Journal of Functional Programming
- Discipline: Computer science
- Language: English
- Edited by: Derek Dreyer, Gabriele Keller

Publication details
- History: 1991–present
- Publisher: Episciences (United Kingdom)
- Frequency: Bimonthly
- Open access: diamond open access (from January 2026; was previously made author-pay open access in 2022)

Standard abbreviations
- ISO 4: J. Funct. Program.
- MathSciNet: J. Funct. Programming

Indexing
- ISSN: 0956-7968 (print) 1469-7653 (web)

Links
- Journal homepage; Online archive of pre-2026 articles;

= Journal of Functional Programming =

The Journal of Functional Programming is a peer-reviewed scientific journal covering the design, implementation, and application of functional programming languages, spanning the range from mathematical theory to industrial practice.

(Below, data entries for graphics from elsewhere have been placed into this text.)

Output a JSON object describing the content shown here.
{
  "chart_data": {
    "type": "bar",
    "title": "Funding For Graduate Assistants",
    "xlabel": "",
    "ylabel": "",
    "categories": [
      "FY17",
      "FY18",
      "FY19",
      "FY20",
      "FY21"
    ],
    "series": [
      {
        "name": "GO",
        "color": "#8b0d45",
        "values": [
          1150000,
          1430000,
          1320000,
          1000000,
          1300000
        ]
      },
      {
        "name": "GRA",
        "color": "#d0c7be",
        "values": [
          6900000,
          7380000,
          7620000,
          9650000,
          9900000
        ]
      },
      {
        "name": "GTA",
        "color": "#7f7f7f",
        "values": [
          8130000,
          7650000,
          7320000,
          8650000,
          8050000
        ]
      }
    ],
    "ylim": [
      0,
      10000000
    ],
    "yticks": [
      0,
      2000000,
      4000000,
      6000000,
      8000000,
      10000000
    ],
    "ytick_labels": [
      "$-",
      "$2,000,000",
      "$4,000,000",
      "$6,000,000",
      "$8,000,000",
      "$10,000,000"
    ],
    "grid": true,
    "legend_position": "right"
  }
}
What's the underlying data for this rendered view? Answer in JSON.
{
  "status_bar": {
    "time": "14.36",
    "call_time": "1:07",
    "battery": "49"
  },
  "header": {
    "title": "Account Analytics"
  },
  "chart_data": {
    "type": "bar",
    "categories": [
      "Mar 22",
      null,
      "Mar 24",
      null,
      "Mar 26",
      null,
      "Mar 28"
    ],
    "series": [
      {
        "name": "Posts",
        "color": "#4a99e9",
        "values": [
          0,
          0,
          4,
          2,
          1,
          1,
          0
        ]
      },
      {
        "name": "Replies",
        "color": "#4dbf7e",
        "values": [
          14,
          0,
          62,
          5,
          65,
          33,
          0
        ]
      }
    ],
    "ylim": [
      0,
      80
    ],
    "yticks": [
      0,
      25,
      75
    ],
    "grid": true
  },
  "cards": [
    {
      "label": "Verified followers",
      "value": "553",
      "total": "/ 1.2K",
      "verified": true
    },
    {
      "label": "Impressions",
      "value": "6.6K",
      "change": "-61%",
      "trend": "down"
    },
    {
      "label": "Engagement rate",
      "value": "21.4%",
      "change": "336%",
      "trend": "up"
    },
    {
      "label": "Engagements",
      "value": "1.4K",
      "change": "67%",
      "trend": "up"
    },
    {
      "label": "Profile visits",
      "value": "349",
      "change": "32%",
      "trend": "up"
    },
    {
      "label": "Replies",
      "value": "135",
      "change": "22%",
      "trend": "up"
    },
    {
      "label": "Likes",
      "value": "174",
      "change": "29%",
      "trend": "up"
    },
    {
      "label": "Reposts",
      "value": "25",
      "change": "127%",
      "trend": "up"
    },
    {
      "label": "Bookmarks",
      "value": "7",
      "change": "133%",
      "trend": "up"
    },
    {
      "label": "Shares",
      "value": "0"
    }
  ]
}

Topics covered include functional languages and extensions, implementation techniques, reasoning and proof, program transformation and synthesis, type systems, type theory, language-based security, memory management, parallelism and applications. The journal is of interest to computer scientists, software engineers, programming language researchers, and mathematicians interested in the logical foundations of programming. Philip Wadler was editor-in-chief from 1990 to 2004. The journal is indexed in Zentralblatt MATH.

As of 2026, the journal is published as diamond open access: the journal articles are available online without a subscription, and there are no author-processing charges. This follows a change of publisher from Cambridge University Press to Episciences. All previous volumes of the journal published by Cambridge University Press were made freely available.